Hi.
Yesterday I did this little comparison that Jimmy Wales asked me to do, to see how large our encyclopedia would be if we covered the same topics as Columbia.
Among other things, the result revealed that about half of their article titles do not have corresponding titles on Wikipedia.
My question is whether we want to do something about this (create redirects). I would like to dump the huge list of article titles we don't have onto some page in the Wikipedia namespace, and have our bulk of volunteers work through them and create redirects to the relevant pages, or mark some as "we *really* don't have something about this topic" if applicable.
Would such an effort be warranted?
Timwi
Timwi wrote:
Hi.
Yesterday I did this little comparison that Jimmy Wales asked me to do, to see how large our encyclopedia would be if we covered the same topics as Columbia.
Among other things, the result revealed that about half of their article titles do not have corresponding titles on Wikipedia.
My question is whether we want to do something about this (create redirects). I would like to dump the huge list of article titles we don't have onto some page in the Wikipedia namespace, and have our bulk of volunteers work through them and create redirects to the relevant pages, or mark some as "we *really* don't have something about this topic" if applicable.
Would such an effort be warranted?
I once created a "list of encyclopedia topics", with ~100 000 entries (collected from various sources), as about 30 pages, and all topics as [[links]]. However, these pages were deactivated/removed, as displaying them was very slow indeed.
I'm all for such a list with [[links]], but you'll probably have to stretch them on a lot of pages (say, 100).
Magnus
Timwi wrote:
Hi.
Yesterday I did this little comparison that Jimmy Wales asked me to do, to see how large our encyclopedia would be if we covered the same topics as Columbia.
Among other things, the result revealed that about half of their article titles do not have corresponding titles on Wikipedia.
My question is whether we want to do something about this (create redirects). I would like to dump the huge list of article titles we don't have onto some page in the Wikipedia namespace, and have our bulk of volunteers work through them and create redirects to the relevant pages, or mark some as "we *really* don't have something about this topic" if applicable.

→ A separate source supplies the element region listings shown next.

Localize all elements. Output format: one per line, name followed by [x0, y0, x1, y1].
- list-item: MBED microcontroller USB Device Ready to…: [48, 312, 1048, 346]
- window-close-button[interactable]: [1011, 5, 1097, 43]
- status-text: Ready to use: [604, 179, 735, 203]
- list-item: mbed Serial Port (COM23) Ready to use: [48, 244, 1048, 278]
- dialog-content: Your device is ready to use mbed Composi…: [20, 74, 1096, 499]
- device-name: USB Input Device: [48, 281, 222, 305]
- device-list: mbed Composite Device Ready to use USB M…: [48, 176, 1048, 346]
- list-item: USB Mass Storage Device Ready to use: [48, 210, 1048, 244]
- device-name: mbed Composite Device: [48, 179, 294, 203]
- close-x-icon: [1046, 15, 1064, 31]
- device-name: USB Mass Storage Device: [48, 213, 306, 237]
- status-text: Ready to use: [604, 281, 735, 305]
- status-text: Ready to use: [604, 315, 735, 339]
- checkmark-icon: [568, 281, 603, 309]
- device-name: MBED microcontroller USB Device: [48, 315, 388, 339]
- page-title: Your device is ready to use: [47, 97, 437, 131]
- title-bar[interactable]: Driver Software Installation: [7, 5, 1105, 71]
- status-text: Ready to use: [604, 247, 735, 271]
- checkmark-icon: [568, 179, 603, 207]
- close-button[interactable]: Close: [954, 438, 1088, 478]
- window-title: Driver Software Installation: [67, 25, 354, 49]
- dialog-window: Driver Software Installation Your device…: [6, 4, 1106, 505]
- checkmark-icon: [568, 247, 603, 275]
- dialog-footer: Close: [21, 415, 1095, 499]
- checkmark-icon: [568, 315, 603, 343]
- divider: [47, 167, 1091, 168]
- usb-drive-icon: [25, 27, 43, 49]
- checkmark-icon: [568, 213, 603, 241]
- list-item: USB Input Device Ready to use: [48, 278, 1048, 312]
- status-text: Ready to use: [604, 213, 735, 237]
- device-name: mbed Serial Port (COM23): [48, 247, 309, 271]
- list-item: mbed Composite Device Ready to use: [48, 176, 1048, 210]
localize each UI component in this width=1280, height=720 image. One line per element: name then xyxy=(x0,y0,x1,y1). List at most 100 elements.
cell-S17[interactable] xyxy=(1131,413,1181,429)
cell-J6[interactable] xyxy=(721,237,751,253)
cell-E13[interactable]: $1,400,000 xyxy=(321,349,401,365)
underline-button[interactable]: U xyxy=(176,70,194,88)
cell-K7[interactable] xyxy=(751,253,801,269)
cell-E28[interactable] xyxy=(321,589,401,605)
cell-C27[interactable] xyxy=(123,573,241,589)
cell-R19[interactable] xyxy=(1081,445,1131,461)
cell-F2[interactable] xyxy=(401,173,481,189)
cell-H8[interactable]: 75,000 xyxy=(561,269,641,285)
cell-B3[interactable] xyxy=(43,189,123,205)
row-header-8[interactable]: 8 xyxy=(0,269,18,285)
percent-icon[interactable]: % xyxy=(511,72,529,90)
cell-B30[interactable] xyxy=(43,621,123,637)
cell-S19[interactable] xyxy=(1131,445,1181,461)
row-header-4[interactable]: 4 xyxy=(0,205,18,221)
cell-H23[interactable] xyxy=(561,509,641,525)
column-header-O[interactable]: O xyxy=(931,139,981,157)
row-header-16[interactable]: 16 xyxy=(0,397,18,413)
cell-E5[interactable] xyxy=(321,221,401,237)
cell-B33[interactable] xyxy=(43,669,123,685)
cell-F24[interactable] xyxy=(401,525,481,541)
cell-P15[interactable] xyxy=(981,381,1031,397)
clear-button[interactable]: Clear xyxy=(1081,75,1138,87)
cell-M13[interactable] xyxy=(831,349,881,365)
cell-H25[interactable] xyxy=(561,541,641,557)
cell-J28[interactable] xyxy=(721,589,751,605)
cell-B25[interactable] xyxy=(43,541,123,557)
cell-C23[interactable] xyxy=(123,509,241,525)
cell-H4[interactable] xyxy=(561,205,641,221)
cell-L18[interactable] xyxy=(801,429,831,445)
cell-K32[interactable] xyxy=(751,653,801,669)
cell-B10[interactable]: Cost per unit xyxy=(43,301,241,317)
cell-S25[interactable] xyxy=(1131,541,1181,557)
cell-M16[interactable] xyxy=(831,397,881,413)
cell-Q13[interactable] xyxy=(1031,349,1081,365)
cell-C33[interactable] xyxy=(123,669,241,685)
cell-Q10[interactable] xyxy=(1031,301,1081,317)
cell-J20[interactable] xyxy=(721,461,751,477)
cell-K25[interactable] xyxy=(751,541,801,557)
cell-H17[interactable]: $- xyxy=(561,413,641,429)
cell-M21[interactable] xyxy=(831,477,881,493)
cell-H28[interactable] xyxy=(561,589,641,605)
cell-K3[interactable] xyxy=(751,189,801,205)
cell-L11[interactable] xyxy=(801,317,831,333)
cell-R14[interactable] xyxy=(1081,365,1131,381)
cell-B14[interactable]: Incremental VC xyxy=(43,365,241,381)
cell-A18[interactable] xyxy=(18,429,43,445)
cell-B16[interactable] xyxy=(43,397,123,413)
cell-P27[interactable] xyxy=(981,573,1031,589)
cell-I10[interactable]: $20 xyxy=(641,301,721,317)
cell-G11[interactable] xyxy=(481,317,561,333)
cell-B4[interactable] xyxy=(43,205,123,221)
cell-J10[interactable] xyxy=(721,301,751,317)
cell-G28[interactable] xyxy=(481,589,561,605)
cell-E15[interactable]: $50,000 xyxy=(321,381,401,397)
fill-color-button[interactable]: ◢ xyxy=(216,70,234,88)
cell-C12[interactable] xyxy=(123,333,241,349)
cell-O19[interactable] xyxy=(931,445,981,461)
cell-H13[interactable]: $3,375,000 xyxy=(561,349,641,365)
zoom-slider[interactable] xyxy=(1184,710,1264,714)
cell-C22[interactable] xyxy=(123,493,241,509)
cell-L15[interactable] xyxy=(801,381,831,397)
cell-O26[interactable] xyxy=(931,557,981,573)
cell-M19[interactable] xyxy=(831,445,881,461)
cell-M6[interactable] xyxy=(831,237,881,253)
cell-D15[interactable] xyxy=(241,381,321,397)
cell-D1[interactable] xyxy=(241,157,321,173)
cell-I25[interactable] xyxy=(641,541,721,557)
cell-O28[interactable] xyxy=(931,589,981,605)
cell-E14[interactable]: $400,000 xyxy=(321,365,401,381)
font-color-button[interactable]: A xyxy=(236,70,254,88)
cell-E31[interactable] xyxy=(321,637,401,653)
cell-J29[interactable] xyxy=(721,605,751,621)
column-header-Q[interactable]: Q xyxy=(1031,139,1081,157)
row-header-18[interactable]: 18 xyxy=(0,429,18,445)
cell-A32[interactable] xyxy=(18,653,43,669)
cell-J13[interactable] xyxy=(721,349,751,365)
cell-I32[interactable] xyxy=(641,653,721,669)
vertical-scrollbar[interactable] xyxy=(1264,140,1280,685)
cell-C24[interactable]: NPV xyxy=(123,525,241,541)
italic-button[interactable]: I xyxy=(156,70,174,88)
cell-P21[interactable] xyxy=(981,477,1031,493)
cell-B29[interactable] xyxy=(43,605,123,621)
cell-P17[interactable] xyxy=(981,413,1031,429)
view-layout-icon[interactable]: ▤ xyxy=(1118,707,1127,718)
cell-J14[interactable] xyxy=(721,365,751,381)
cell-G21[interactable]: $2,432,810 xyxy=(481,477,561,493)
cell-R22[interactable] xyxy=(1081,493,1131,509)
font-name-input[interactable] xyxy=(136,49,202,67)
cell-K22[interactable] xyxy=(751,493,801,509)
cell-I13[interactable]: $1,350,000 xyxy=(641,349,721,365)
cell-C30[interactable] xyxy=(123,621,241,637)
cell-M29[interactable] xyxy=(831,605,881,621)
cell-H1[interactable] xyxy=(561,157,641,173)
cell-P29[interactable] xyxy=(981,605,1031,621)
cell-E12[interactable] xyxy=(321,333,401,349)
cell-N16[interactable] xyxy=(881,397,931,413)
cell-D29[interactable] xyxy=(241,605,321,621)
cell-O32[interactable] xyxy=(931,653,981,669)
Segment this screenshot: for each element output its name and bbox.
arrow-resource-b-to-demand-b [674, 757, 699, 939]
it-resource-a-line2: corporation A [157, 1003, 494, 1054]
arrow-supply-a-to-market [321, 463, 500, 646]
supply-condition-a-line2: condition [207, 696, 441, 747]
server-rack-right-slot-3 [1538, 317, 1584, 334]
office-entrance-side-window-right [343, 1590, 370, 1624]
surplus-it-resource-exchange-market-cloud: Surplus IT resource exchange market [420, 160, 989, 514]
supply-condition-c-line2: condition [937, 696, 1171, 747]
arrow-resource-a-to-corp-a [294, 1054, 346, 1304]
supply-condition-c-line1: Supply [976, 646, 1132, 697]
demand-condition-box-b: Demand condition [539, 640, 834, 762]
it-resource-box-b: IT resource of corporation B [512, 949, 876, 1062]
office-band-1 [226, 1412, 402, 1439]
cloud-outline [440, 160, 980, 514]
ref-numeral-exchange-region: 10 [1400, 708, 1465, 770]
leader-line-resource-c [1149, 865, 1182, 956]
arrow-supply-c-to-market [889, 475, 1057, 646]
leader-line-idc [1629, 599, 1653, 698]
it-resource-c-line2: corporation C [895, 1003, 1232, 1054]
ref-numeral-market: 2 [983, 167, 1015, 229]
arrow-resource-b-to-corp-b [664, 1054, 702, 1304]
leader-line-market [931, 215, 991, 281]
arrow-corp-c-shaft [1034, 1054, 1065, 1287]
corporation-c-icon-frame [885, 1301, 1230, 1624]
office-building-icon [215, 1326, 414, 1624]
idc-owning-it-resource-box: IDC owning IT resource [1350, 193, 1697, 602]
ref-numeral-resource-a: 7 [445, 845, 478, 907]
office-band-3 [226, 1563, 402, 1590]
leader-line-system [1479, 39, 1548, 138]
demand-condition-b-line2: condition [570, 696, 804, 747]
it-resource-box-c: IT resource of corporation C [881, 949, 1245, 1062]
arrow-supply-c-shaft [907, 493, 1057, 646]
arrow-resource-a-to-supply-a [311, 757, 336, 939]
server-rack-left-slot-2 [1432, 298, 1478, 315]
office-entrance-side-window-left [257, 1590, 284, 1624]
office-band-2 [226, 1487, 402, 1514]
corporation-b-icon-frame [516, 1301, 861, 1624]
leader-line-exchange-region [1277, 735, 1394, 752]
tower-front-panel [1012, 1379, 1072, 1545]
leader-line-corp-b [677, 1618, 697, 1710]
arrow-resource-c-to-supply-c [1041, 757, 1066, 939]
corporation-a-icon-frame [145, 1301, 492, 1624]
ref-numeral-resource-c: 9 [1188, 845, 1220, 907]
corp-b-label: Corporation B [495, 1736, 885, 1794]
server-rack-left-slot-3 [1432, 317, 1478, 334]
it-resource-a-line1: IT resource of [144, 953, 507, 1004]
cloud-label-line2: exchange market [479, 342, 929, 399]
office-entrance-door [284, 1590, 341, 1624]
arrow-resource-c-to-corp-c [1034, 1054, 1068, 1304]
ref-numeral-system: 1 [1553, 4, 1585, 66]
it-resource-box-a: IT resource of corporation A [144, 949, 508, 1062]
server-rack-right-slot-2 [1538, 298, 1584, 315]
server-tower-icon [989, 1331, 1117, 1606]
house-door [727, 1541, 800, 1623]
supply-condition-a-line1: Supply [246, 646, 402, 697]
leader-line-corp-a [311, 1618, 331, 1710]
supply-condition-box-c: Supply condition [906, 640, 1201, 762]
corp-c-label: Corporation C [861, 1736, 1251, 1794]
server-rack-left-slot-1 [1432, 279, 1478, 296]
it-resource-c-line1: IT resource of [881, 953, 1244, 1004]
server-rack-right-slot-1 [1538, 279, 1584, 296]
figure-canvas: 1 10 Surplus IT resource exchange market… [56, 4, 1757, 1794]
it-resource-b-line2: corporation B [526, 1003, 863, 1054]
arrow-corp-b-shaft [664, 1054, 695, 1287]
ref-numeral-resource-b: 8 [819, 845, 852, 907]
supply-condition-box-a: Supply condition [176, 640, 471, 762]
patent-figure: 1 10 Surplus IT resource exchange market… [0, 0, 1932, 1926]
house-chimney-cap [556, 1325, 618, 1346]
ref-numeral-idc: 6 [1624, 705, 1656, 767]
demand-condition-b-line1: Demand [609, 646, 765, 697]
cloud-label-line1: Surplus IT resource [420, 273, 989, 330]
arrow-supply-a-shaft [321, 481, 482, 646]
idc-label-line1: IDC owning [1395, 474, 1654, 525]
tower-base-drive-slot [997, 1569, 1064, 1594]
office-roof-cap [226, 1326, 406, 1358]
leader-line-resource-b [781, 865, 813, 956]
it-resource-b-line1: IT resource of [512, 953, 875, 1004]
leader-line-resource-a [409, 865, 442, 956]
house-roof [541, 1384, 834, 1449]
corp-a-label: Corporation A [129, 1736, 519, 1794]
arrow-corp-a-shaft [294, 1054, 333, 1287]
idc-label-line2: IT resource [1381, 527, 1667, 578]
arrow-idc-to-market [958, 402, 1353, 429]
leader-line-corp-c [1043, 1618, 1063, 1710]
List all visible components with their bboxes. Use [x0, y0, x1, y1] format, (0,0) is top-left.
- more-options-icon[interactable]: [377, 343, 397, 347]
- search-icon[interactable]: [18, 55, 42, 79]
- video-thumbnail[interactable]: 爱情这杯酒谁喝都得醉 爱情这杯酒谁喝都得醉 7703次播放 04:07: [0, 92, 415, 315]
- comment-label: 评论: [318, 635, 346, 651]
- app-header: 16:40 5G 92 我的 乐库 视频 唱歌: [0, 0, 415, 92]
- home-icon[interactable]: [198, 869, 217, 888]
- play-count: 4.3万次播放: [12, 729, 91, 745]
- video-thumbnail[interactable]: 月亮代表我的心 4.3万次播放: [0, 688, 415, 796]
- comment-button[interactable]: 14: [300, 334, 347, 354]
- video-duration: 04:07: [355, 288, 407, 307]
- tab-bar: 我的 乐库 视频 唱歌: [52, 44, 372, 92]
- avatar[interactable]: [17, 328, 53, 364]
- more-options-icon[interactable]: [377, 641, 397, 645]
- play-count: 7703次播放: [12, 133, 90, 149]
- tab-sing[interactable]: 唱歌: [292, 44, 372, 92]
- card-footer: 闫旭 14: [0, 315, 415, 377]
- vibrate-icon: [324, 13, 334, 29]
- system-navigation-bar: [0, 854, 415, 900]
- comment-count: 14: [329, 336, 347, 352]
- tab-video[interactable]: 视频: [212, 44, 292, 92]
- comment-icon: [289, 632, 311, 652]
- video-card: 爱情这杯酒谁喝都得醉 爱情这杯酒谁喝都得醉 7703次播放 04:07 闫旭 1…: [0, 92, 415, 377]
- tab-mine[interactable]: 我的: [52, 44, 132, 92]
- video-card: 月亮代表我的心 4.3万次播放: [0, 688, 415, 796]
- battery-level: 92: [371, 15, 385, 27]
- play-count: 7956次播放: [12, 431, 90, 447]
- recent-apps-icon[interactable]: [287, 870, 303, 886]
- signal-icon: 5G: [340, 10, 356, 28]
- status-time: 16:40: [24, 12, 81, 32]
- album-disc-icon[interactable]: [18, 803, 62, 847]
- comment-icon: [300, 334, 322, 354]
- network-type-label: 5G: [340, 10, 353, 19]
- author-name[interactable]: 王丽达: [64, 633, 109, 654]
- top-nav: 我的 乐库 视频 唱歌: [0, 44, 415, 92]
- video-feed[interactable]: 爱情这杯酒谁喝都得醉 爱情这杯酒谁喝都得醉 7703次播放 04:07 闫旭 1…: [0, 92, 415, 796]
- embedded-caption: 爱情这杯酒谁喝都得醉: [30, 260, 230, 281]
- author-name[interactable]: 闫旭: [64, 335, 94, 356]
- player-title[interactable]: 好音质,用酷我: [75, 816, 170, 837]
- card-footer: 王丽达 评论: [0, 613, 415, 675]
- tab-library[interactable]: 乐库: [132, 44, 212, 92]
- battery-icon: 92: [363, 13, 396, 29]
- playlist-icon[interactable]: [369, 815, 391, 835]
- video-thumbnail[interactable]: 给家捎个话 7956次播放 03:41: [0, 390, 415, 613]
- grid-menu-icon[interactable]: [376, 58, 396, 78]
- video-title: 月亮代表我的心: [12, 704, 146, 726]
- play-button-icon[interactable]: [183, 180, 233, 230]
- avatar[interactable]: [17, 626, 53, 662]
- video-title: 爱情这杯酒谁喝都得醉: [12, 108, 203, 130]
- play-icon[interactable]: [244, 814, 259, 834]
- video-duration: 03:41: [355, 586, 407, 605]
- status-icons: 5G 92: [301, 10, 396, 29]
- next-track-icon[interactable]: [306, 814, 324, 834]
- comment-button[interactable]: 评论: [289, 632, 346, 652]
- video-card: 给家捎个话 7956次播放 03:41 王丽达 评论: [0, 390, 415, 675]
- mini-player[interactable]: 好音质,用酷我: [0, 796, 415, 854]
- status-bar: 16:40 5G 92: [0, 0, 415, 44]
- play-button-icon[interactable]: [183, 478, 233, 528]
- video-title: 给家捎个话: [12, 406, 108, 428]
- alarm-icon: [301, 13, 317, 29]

Would such an effort be warranted?
Tools that give us an idea of things that still need to be done are almost always helpful. Creating a long series of redirects, however, does not seem helpful. It would be better to leave them alone fo people who are looking for something to work on. Undoubtedly, as when we have simply used a different title or title format, a redirect will be the appropriate course of action, but these decisions should all be on a one-by-one, hands-on basis.
Ec
Ray Saintonge wrote:
Timwi wrote:
Hi.
Yesterday I did this little comparison that Jimmy Wales asked me to do, to see how large our encyclopedia would be if we covered the same topics as Columbia.
Among other things, the result revealed that about half of their article titles do not have corresponding titles on Wikipedia.
My question is whether we want to do something about this (create redirects). I would like to dump the huge list of article titles we don't have onto some page in the Wikipedia namespace, and have our bulk of volunteers work through them and create redirects to the relevant pages, or mark some as "we *really* don't have something about this topic" if applicable.
Would such an effort be warranted?
Tools that give us an idea of things that still need to be done are almost always helpful. Creating a long series of redirects, however, does not seem helpful. It would be better to leave them alone fo people who are looking for something to work on. Undoubtedly, as when we have simply used a different title or title format, a redirect will be the appropriate course of action, but these decisions should all be on a one-by-one, hands-on basis.
The comma-separated names like "Agualho, Cape", have one valuable property; they sort correctly in a list of all articles. This will be a key step in producing a print version, and it's not always possible to algorithmically determine the right sort key. (Meta-info could do this too, but it's not been implemented.)
Stan
Stan Shebs wrote:
The comma-separated names like "Agualho, Cape", have one valuable property; they sort correctly in a list of all articles. This will be a key step in producing a print version, and it's not always possible to algorithmically determine the right sort key. (Meta-info could do this too, but it's not been implemented.)
The rule: "Wikipedia is not paper" has been very helpful for us as an electronic encyclopedia. For the paper product we may need to look at alternate ways to present material that are more like the almanacs that are produced each year than encyclopedias. Our year pages alone could fill 500 printed pages, and cannot be alphabetized.